At least two vehicles were smashed and another two set on fire.
The army’s more patient approach to dealing with the unrest of previous nights, allowing it to run its course, was replaced by more aggressive efforts by the ISF to crush the gatherings.
At times, the army appeared to act as a peacekeeping force, with demonstrators taking shelter by their vehicles as columns of the ISF’s riot police tried to clear the roads.
The force had pledged to be strict with demonstrators but the warning did little to convince people to stay home.
Numbers had increased since Tuesday’s demonstrations, and so had the anger.
About 226 people, protesters and security troops, had been injured in the riots, Lebanon's National News Agency reported.
The Lebanese Red Cross confirmed it had treated scores of people for rubber bullet injuries, but did not confirm any injuries from live ammunition.
Assem Harraj, 31, a vegetable seller, told The National he was being forced to choose between eating and breaking the curfew.
“They told us to stay in because of Covid-19 but what are we supposed to eat? The furniture?" Mr Harraj said.
"Give us compensation and we’ll stay in.”

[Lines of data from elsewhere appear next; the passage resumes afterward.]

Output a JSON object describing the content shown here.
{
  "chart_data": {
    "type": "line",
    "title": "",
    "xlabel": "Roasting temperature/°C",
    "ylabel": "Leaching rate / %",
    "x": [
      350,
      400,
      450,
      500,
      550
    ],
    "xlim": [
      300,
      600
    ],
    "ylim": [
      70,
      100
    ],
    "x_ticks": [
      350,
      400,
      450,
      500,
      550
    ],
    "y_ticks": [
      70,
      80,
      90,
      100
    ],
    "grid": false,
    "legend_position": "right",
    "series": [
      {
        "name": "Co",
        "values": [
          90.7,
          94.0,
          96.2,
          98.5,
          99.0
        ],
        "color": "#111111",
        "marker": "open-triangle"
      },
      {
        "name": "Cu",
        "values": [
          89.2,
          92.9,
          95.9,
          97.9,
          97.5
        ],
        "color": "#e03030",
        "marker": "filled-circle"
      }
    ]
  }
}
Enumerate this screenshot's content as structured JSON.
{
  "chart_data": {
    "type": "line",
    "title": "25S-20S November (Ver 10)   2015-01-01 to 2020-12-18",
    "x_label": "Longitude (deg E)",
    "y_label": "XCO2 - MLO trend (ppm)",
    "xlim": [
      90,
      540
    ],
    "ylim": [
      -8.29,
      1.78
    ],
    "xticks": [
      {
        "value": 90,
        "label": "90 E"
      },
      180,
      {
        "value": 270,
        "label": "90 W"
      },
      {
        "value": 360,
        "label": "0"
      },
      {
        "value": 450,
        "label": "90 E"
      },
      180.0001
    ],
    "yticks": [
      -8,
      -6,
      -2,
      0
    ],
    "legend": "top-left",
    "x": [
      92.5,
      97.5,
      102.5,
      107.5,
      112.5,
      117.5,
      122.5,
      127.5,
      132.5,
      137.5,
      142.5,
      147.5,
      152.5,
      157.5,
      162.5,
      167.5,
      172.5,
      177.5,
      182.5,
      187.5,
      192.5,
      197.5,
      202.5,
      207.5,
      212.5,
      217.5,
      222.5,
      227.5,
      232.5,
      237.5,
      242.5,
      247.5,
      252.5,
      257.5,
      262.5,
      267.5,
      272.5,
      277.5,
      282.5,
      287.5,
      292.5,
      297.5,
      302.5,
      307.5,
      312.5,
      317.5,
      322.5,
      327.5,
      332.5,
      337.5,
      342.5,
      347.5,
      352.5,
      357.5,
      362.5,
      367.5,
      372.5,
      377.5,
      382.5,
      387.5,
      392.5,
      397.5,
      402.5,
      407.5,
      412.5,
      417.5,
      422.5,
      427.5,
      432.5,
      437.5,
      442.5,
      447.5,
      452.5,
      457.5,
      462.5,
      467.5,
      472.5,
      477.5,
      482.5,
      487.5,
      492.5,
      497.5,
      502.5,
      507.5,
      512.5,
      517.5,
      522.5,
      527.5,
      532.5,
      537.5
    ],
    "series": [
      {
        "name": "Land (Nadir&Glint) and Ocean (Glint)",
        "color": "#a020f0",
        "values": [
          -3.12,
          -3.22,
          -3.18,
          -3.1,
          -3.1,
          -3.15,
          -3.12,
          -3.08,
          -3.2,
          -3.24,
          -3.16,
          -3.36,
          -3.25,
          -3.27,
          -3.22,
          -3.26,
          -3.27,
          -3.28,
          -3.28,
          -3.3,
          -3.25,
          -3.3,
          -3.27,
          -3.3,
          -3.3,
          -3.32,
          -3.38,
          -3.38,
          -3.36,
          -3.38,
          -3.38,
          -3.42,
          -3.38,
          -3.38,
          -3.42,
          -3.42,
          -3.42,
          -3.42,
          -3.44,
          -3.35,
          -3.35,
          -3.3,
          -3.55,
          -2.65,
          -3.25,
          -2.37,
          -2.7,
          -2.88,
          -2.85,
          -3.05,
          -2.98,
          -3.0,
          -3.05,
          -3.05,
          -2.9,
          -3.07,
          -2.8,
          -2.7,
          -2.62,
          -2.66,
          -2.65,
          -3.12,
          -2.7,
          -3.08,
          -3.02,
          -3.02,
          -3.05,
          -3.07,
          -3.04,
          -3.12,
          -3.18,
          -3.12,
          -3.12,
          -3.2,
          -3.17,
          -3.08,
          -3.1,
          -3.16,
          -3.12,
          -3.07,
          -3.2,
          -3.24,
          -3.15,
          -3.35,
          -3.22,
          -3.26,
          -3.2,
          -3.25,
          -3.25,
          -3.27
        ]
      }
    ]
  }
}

Lebanon is in the middle of a 25-day lockdown as it battles soaring coronavirus case numbers.
But the government has yet to offer closed businesses much in the way of financial support, leaving many struggling to afford the most basic of goods.
“Foreign countries are right not to help the government any more because all they do is steal," Mr Harraj said.
"They’re not helping the people. We’re suffocating. Thank God I am unmarried. How could I afford to have a family?”
Earlier in the day,prime minister-designate Saad Hariri tweeted that political parties may be behind the unrest.
“There may be those who take advantage of the people’s pain,” Mr Hariri said.